To determine the performance of the baseline predictors (especially in comparison to the raw average) the RMSE for baseline predictors was calculated for both the training and test set. This was done by taking the square root of the average of the squared differences between the training set’s (and test set’s) values and the user-item baseline predictors.
# Calculate rmse for baseline for train and test
train_base_rmse = round(sqrt(sum((train[,-11] - baseline)^2, na.rm=TRUE) / length(train[,-11][!is.na(train[,-11])])), 3)
print(paste("Training set Baseline RMSE: ", train_base_rmse))
## [1] "Training set Baseline RMSE: 1.223"
test_base = baseline[samples]
test_base_rmse = round(sqrt(sum((test - test_base)^2) / length(test)), 3)
print(paste("Test set Baseline RMSE: ", test_base_rmse))
## [1] "Test set Baseline RMSE: 1.425"
A comparison table was created to better see the difference between the results of the Raw Average approach and the baseline approach. This was done for both the training and the test set.
# Summarize results
# percent improvement
train_imp = round((1-(train_base_rmse/matrix_RMSE(train)))*100, 2)

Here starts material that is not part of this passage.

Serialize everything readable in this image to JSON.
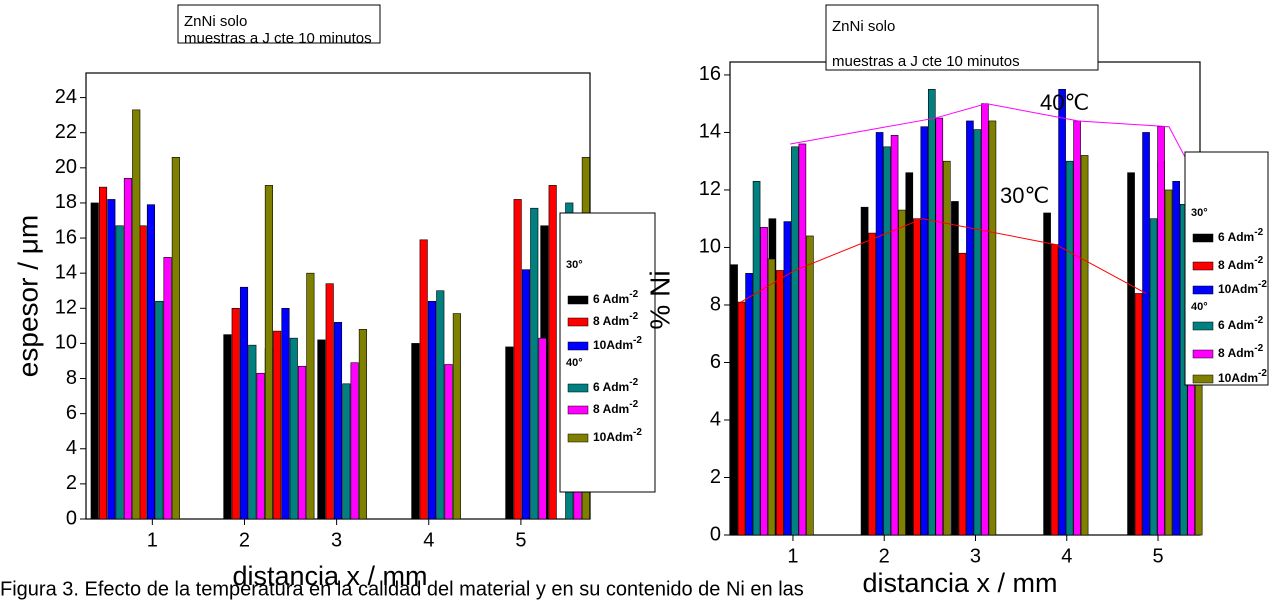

test_imp = round((1-(test_base_rmse/test_RMSE))*100, 2)
Raw_Average = c(raw_train, raw_test)
RMSE = c(train_RMSE, test_RMSE)
Baseline_RMSE = c(train_base_rmse, test_base_rmse)
Improvement_Percent = c(train_imp, test_imp)

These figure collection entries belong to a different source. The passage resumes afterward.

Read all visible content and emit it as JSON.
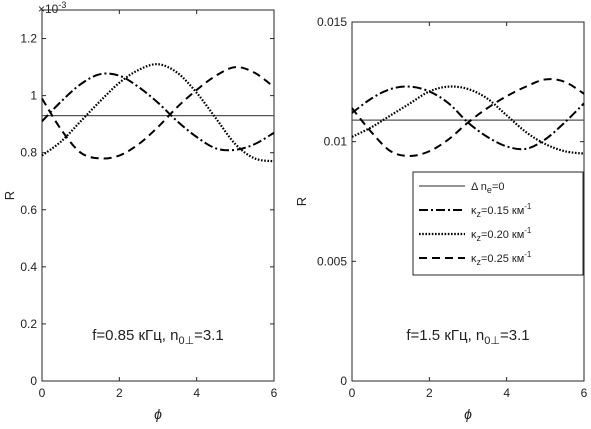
{
  "figure": {
    "left_exponent": "×10",
    "left_exponent_power": "-3"
  },
  "chart_data": [
    {
      "type": "line",
      "id": "left",
      "annotation": "f=0.85 кГц, n",
      "annotation_sub": "0⊥",
      "annotation_tail": "=3.1",
      "xlabel": "ϕ",
      "ylabel": "R",
      "xlim": [
        0,
        6
      ],
      "ylim": [
        0,
        1.3
      ],
      "x_ticks": [
        "0",
        "2",
        "4",
        "6"
      ],
      "x_tick_values": [
        0,
        2,
        4,
        6
      ],
      "y_ticks": [
        "0",
        "0.2",
        "0.4",
        "0.6",
        "0.8",
        "1",
        "1.2"
      ],
      "y_tick_values": [
        0,
        0.2,
        0.4,
        0.6,
        0.8,
        1.0,
        1.2
      ],
      "y_scale_note": "×10^-3",
      "x": [
        0,
        0.5,
        1,
        1.5,
        2,
        2.5,
        3,
        3.5,
        4,
        4.5,
        5,
        5.5,
        6
      ],
      "series": [
        {
          "key": "base",
          "style": "solid",
          "values": [
            0.93,
            0.93,
            0.93,
            0.93,
            0.93,
            0.93,
            0.93,
            0.93,
            0.93,
            0.93,
            0.93,
            0.93,
            0.93
          ]
        },
        {
          "key": "k015",
          "style": "dashdot",
          "values": [
            0.91,
            0.98,
            1.04,
            1.075,
            1.07,
            1.03,
            0.975,
            0.91,
            0.855,
            0.815,
            0.81,
            0.83,
            0.87
          ]
        },
        {
          "key": "k020",
          "style": "dotted",
          "values": [
            0.79,
            0.84,
            0.91,
            0.98,
            1.045,
            1.09,
            1.11,
            1.08,
            1.01,
            0.92,
            0.83,
            0.78,
            0.77
          ]
        },
        {
          "key": "k025",
          "style": "dashed",
          "values": [
            0.99,
            0.88,
            0.8,
            0.78,
            0.79,
            0.83,
            0.89,
            0.96,
            1.02,
            1.07,
            1.1,
            1.08,
            1.03
          ]
        }
      ]
    },
    {
      "type": "line",
      "id": "right",
      "annotation": "f=1.5 кГц, n",
      "annotation_sub": "0⊥",
      "annotation_tail": "=3.1",
      "xlabel": "ϕ",
      "ylabel": "R",
      "xlim": [
        0,
        6
      ],
      "ylim": [
        0,
        0.015
      ],
      "x_ticks": [
        "0",
        "2",
        "4",
        "6"
      ],
      "x_tick_values": [
        0,
        2,
        4,
        6
      ],
      "y_ticks": [
        "0",
        "0.005",
        "0.01",
        "0.015"
      ],
      "y_tick_values": [
        0,
        0.005,
        0.01,
        0.015
      ],
      "x": [
        0,
        0.5,
        1,
        1.5,
        2,
        2.5,
        3,
        3.5,
        4,
        4.5,
        5,
        5.5,
        6
      ],
      "legend": {
        "position": "middle-right",
        "entries": [
          {
            "key": "base",
            "style": "solid",
            "label": "Δ n",
            "sub": "e",
            "tail": "=0"
          },
          {
            "key": "k015",
            "style": "dashdot",
            "label": "κ",
            "sub": "z",
            "tail": "=0.15 км",
            "sup": "-1"
          },
          {
            "key": "k020",
            "style": "dotted",
            "label": "κ",
            "sub": "z",
            "tail": "=0.20 км",
            "sup": "-1"
          },
          {
            "key": "k025",
            "style": "dashed",
            "label": "κ",
            "sub": "z",
            "tail": "=0.25 км",
            "sup": "-1"
          }
        ]
      },
      "series": [
        {
          "key": "base",
          "style": "solid",
          "values": [
            0.0109,
            0.0109,
            0.0109,
            0.0109,
            0.0109,
            0.0109,
            0.0109,
            0.0109,
            0.0109,
            0.0109,
            0.0109,
            0.0109,
            0.0109
          ]
        },
        {
          "key": "k015",
          "style": "dashdot",
          "values": [
            0.0112,
            0.0118,
            0.0122,
            0.0123,
            0.0121,
            0.0116,
            0.0108,
            0.0102,
            0.0098,
            0.0097,
            0.0101,
            0.0108,
            0.0116
          ]
        },
        {
          "key": "k020",
          "style": "dotted",
          "values": [
            0.0102,
            0.0106,
            0.0111,
            0.0116,
            0.0121,
            0.0123,
            0.0122,
            0.0118,
            0.0111,
            0.0104,
            0.0099,
            0.0096,
            0.0095
          ]
        },
        {
          "key": "k025",
          "style": "dashed",
          "values": [
            0.0114,
            0.0104,
            0.0096,
            0.0094,
            0.0096,
            0.0101,
            0.0108,
            0.0114,
            0.0119,
            0.0123,
            0.0126,
            0.0125,
            0.012
          ]
        }
      ]
    }
  ]
}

results = data.frame(Raw_Average, RMSE, Baseline_RMSE, Improvement_Percent)
row.names(results) = c("Training Set", "Test Set")
kable(results)
| Raw_Average | RMSE | Baseline_RMSE | Improvement_Percent | |
|---|---|---|---|---|
| Training Set | 3.899 | 1.239 | 1.223 | 1.29 |
| Test Set | 3.700 | 1.432 | 1.425 | 0.49 |
Training vs Testing Set
Comparing the raw average scores, we see that the testing set can be deemed representative of the training set. From that alone, we can assume that the comparisons between the RMSE values for the raw-average and baseline approach will lead to similar conclusions. This seems to be the case for the Raw Average RMSE. The values for the training and testing set are similar (1.2 and 1.4, respectively), with the testing set having a slightly lesser fit (lower RMSE values are indicative of a better fit). This also is the case with the baseline results, with the training set having an RMSE of 1.2 and the training set having a value of 1.4. Overall, the training and testing sets have similar results.

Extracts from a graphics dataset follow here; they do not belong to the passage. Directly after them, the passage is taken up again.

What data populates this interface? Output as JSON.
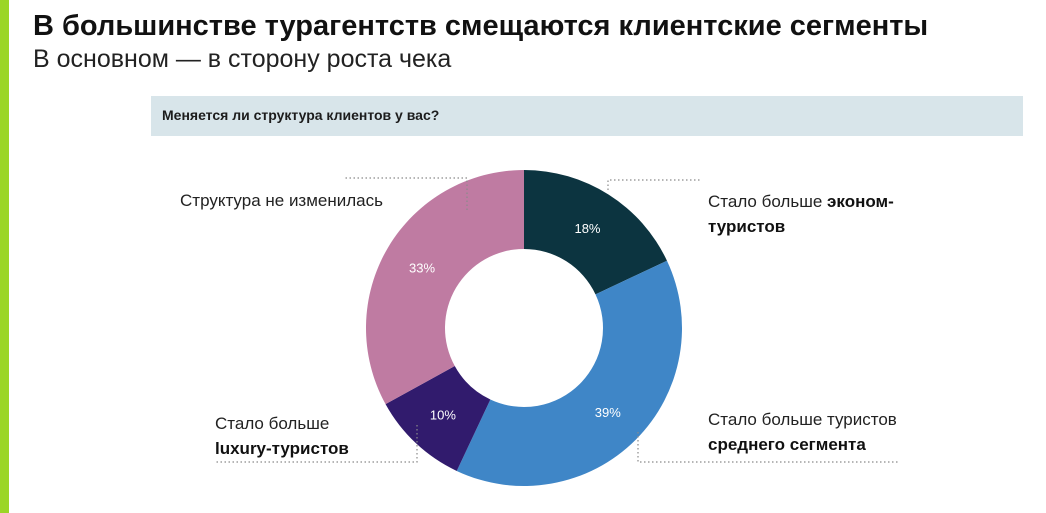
{
  "title": "В большинстве турагентств смещаются клиентские сегменты",
  "subtitle": "В основном — в сторону роста чека",
  "question": "Меняется ли структура клиентов у вас?",
  "colors": {
    "accent_bar": "#9bd626",
    "question_bg": "#d8e5ea"
  },
  "chart_data": {
    "type": "pie",
    "donut": true,
    "title": "Меняется ли структура клиентов у вас?",
    "categories": [
      "Стало больше эконом-туристов",
      "Стало больше туристов среднего сегмента",
      "Стало больше luxury-туристов",
      "Структура не изменилась"
    ],
    "values": [
      18,
      39,
      10,
      33
    ],
    "value_labels": [
      "18%",
      "39%",
      "10%",
      "33%"
    ],
    "colors": [
      "#0c3440",
      "#3f86c7",
      "#311b6d",
      "#bf7ba2"
    ],
    "legend": "callout labels"
  },
  "labels": {
    "econ_line1": "Стало больше ",
    "econ_bold1": "эконом-",
    "econ_bold2": "туристов",
    "mid_line1": "Стало больше туристов",
    "mid_bold": "среднего сегмента",
    "lux_line1": "Стало больше",
    "lux_bold": "luxury-туристов",
    "same": "Структура не изменилась"
  }
}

Raw Average vs Baseline Performance
In both the training and the test set, the RMSE for the raw average was slightly higher. However, the values were so close to each other that the percent improvement for the training set was 1.29%, which was almost two-and-a-half times higher than the percent improvement of the test set (0.49%). This shows that using baseline predictors is a better predictive method of what the rating for a book will be by a particular user, but not by much. However, this can be attributed to the small range of rating values (from 1 to 5), or the sample size (10 books and 10 readers) or even that the selected sample had primarily values of 3 and above, meaning that the recommender system did not have a wide enough range of negative ratings in order to make a better distinction between the two approaches.